Since its birth in the 1960s, the study of popular culture has come a long way in defining its object, its purpose, and its place in academe. Emerging along the margins of a scholarly establishment that initially dismissed anything popular as unworthy of serious study-trivial, formulaic, easily digestible, escapist-early practitioners of the discipline stubbornly set about creating the theoretical and methodological framework upon which a deeper understanding could be founded. Through seminal essays that document the maturation of the field as it gradually made headway toward legitimacy, Popular Culture Theory and Methodology provides students of popular culture with both the historical context and the critical apparatus required for further growth.

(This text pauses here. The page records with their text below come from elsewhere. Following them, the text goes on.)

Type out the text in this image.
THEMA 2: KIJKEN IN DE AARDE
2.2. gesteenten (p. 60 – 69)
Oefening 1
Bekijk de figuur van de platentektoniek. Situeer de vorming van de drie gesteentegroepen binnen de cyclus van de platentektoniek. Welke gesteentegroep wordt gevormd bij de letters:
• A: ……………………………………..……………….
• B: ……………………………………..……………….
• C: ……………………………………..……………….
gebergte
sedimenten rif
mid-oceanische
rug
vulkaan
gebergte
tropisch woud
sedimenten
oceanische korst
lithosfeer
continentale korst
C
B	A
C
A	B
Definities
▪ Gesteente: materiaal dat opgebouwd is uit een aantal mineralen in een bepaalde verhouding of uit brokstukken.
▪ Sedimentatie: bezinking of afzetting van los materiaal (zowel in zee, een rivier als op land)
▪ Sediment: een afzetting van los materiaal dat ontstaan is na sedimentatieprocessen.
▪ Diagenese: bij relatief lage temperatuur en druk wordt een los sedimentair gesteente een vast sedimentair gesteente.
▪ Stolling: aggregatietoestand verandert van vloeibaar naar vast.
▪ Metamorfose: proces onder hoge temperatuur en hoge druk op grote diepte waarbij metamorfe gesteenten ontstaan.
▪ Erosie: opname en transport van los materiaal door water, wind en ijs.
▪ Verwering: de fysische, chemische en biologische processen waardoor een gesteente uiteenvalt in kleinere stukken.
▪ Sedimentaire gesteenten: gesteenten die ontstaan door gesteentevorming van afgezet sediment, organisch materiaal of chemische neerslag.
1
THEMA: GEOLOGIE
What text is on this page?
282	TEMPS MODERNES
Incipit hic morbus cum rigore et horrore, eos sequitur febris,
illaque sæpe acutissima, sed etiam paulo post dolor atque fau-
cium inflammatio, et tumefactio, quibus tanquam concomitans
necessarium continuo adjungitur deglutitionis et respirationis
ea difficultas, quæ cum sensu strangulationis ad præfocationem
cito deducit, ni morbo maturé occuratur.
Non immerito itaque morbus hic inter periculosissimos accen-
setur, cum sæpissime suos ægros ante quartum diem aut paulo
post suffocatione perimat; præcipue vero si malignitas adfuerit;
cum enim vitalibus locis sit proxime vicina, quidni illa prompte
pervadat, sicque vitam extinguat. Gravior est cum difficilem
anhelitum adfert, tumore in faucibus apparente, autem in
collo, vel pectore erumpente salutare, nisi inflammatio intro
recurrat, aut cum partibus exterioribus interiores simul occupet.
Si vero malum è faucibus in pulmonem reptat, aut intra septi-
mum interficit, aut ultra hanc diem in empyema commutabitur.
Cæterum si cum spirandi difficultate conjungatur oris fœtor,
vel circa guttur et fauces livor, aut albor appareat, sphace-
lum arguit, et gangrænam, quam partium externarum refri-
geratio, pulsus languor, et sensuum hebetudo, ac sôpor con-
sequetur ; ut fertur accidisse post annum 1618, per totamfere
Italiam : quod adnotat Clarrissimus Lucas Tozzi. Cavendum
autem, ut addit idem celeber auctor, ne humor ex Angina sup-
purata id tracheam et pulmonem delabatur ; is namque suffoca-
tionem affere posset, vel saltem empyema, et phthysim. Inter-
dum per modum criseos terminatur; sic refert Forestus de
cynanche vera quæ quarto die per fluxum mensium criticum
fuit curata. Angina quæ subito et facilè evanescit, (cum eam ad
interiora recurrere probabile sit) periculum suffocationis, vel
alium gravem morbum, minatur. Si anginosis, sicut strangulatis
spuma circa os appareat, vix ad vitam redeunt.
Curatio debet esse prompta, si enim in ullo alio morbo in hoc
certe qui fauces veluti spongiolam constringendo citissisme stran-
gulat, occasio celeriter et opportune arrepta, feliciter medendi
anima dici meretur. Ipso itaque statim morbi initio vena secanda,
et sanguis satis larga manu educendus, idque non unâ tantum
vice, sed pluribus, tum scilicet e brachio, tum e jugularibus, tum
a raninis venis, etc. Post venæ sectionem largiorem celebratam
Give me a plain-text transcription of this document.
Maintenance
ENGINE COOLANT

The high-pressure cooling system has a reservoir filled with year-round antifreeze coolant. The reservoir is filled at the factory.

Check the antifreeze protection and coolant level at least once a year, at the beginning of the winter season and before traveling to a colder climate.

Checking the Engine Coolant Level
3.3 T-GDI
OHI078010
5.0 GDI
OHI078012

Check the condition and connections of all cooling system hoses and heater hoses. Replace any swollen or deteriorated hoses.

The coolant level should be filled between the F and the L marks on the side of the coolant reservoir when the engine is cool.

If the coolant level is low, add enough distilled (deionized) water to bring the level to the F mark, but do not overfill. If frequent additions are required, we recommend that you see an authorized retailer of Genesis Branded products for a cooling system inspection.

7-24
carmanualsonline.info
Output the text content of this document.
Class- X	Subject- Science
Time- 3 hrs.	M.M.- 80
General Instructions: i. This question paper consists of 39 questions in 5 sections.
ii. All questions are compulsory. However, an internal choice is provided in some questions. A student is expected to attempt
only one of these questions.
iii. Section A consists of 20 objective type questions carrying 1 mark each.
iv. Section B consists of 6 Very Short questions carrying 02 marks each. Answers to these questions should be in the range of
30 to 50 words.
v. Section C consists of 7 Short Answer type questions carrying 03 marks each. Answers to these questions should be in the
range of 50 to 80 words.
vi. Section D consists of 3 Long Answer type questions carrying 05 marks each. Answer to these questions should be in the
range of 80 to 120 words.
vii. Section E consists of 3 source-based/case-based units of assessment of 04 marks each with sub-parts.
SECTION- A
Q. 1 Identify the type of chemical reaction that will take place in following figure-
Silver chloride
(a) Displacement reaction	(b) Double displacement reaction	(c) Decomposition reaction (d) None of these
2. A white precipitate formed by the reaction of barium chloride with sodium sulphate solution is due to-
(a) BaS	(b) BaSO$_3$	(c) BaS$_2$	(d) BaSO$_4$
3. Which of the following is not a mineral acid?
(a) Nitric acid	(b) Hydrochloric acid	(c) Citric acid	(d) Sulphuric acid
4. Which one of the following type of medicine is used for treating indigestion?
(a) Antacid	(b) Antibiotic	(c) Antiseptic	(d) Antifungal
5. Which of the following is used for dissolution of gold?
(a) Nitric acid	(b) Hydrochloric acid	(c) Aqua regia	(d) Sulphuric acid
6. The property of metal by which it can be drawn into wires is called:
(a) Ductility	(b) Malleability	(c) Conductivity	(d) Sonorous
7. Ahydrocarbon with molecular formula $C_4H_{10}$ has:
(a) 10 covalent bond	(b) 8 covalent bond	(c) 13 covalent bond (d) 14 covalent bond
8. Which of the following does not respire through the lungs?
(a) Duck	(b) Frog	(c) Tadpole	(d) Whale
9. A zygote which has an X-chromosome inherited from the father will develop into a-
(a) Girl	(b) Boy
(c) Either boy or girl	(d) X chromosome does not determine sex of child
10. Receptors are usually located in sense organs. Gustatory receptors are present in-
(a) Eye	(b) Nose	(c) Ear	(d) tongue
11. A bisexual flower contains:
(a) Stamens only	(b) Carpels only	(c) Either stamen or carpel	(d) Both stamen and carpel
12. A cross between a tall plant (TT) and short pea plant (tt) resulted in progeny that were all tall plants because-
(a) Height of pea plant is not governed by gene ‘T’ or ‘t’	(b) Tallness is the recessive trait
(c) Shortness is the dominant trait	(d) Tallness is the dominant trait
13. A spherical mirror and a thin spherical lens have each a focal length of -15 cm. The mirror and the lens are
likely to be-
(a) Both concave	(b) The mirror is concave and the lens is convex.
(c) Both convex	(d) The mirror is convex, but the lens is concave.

For all its progress, the study of popular culture remains a site of healthy questioning. What exactly is popular culture? How should it be studied? What forces come together in producing, disseminating, and consuming it? Is it always conformist, or has it the power to subvert, refashion, resist, and destabilize the status quo? How does it differ from folk culture, mass culture, commercial culture? Is the line between "high" and "low" merely arbitrary? Do the popular arts have a distinctive aesthetics? This collection offers a wide range of responses to these and similar questions.
Edited by Harold E. Hinds, Jr., Marilyn F. Motz, and Angela M. S. Nelson, Popular Culture Theory and Methodology charts some of the key turning points in the "culture wars" and leads us through the central debates in this fast developing discipline. Authors of the more than two dozen studies, several of which are newly published here include John Cawelti, Russel B. Nye, Ray B. Browne, Fred E. H. Schroeder, John Fiske, Lawrence Mintz, David Feldman, Roger Rollin, Harold Schechter, S. Elizabeth Bird, and Harold E. Hinds, Jr. A valuable bibliography completes the volume.